Родион начал рассказывать без утайки все, что с ним произошло. В голосе его слышалось недоумение, а карие глаза полны были смятения и печали. Он сам не понимал, что с ним случилось. Он думал, что фронт — это гром, молнии, свинцовый ливень, а оказалось — дождь, слякоть, непролазная грязь, пудовые лепешки из глины, налипшие на сапоги, неописуемая усталость и спящие на ходу солдаты; целые батальоны спят на ходу. Теперь ему кажется, что все это ему приснилось, что ничего этого не было. Не было и этой странной атаки, которую он проспал. Он ничего не помнит, разве только что ему снилась гроза. Проснулся он на носилках. Вот и все. Но никто ему не поверил, его подняли на смех. А ведь все это истинная правда, хотя и кажется неправдой; так иногда прекрасный вид вечернего заката кажется нам совершенно неестественным.

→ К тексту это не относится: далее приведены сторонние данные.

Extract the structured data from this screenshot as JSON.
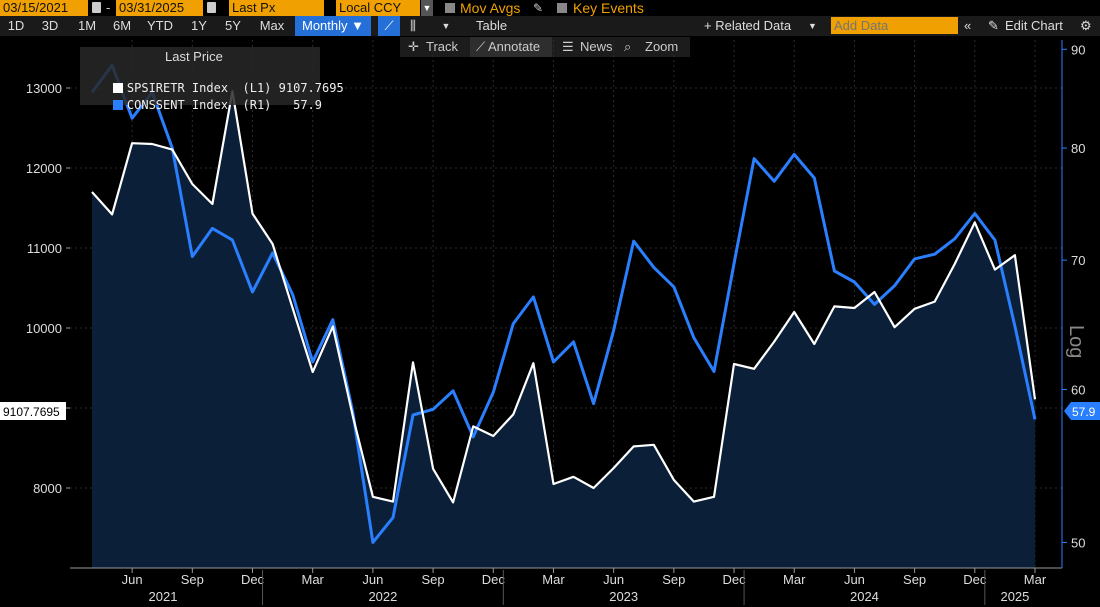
{
  "header": {
    "start_date": "03/15/2021",
    "end_date": "03/31/2025",
    "field": "Last Px",
    "currency": "Local CCY",
    "mov_avgs": "Mov Avgs",
    "key_events": "Key Events"
  },
  "range_buttons": [
    "1D",
    "3D",
    "1M",
    "6M",
    "YTD",
    "1Y",
    "5Y",
    "Max"
  ],
  "frequency": "Monthly ▼",
  "table_label": "Table",
  "related_data": "+ Related Data",
  "add_data_placeholder": "Add Data",
  "edit_chart": "Edit Chart",
  "toolbar2": {
    "track": "Track",
    "annotate": "Annotate",
    "news": "News",
    "zoom": "Zoom"
  },
  "legend": {
    "header": "Last Price",
    "rows": [
      {
        "label": "SPSIRETR Index  (L1)",
        "value": "9107.7695"
      },
      {
        "label": "CONSSENT Index  (R1)",
        "value": "57.9"
      }
    ]
  },
  "chart_data": {
    "type": "line",
    "scale_right_label": "Log",
    "x": [
      "2021-04",
      "2021-05",
      "2021-06",
      "2021-07",
      "2021-08",
      "2021-09",
      "2021-10",
      "2021-11",
      "2021-12",
      "2022-01",
      "2022-02",
      "2022-03",
      "2022-04",
      "2022-05",
      "2022-06",
      "2022-07",
      "2022-08",
      "2022-09",
      "2022-10",
      "2022-11",
      "2022-12",
      "2023-01",
      "2023-02",
      "2023-03",
      "2023-04",
      "2023-05",
      "2023-06",
      "2023-07",
      "2023-08",
      "2023-09",
      "2023-10",
      "2023-11",
      "2023-12",
      "2024-01",
      "2024-02",
      "2024-03",
      "2024-04",
      "2024-05",
      "2024-06",
      "2024-07",
      "2024-08",
      "2024-09",
      "2024-10",
      "2024-11",
      "2024-12",
      "2025-01",
      "2025-02",
      "2025-03"
    ],
    "series": [
      {
        "name": "SPSIRETR Index (L1)",
        "axis": "left",
        "color": "#ffffff",
        "fill": "#0b2038",
        "values": [
          11700,
          11420,
          12310,
          12300,
          12230,
          11800,
          11550,
          12960,
          11430,
          11050,
          10250,
          9450,
          10020,
          8900,
          7890,
          7830,
          9570,
          8240,
          7820,
          8770,
          8650,
          8920,
          9560,
          8050,
          8140,
          8000,
          8250,
          8520,
          8540,
          8100,
          7830,
          7890,
          9550,
          9490,
          9830,
          10200,
          9800,
          10270,
          10250,
          10450,
          10010,
          10240,
          10330,
          10800,
          11320,
          10730,
          10910,
          9107.7695
        ]
      },
      {
        "name": "CONSSENT Index (R1)",
        "axis": "right",
        "color": "#2a7fff",
        "values": [
          85.5,
          88.3,
          82.9,
          85.5,
          80.0,
          70.3,
          72.7,
          71.7,
          67.4,
          70.6,
          67.2,
          62.0,
          65.2,
          58.4,
          50.0,
          51.5,
          58.2,
          58.6,
          59.9,
          56.7,
          59.8,
          64.9,
          67.0,
          62.0,
          63.5,
          59.0,
          64.4,
          71.6,
          69.4,
          67.8,
          63.8,
          61.3,
          69.7,
          79.0,
          76.9,
          79.4,
          77.2,
          69.1,
          68.2,
          66.4,
          67.9,
          70.1,
          70.5,
          71.8,
          74.0,
          71.7,
          64.7,
          57.9
        ]
      }
    ],
    "y_left": {
      "ticks": [
        8000,
        9000,
        10000,
        11000,
        12000,
        13000
      ],
      "range": [
        7000,
        13600
      ]
    },
    "y_right": {
      "scale": "log",
      "ticks": [
        50,
        60,
        70,
        80,
        90
      ],
      "range": [
        48.5,
        91
      ]
    },
    "x_ticks": [
      {
        "label": "Jun",
        "at": "2021-06"
      },
      {
        "label": "Sep",
        "at": "2021-09"
      },
      {
        "label": "Dec",
        "at": "2021-12"
      },
      {
        "label": "Mar",
        "at": "2022-03"
      },
      {
        "label": "Jun",
        "at": "2022-06"
      },
      {
        "label": "Sep",
        "at": "2022-09"
      },
      {
        "label": "Dec",
        "at": "2022-12"
      },
      {
        "label": "Mar",
        "at": "2023-03"
      },
      {
        "label": "Jun",
        "at": "2023-06"
      },
      {
        "label": "Sep",
        "at": "2023-09"
      },
      {
        "label": "Dec",
        "at": "2023-12"
      },
      {
        "label": "Mar",
        "at": "2024-03"
      },
      {
        "label": "Jun",
        "at": "2024-06"
      },
      {
        "label": "Sep",
        "at": "2024-09"
      },
      {
        "label": "Dec",
        "at": "2024-12"
      },
      {
        "label": "Mar",
        "at": "2025-03"
      }
    ],
    "years": [
      "2021",
      "2022",
      "2023",
      "2024",
      "2025"
    ],
    "left_last_label": "9107.7695",
    "right_last_label": "57.9",
    "grid": true
  }
}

Доктор слушал его и одобрительно кивал головой, всем своим обликом выражая сочувствие и понимание.
— Выходит, нет истины, которую нельзя было бы оспорить, — сказал он, похоже, самому себе.
С настойчивостью, которая показалась Родиону оскорбительной, доктор стал допытываться — не было ли у него в роду алкоголиков, сифилитиков, кликуш. Родион обиделся и умолчал о дяде Мите, который, несомненно, был «привержен к водочке».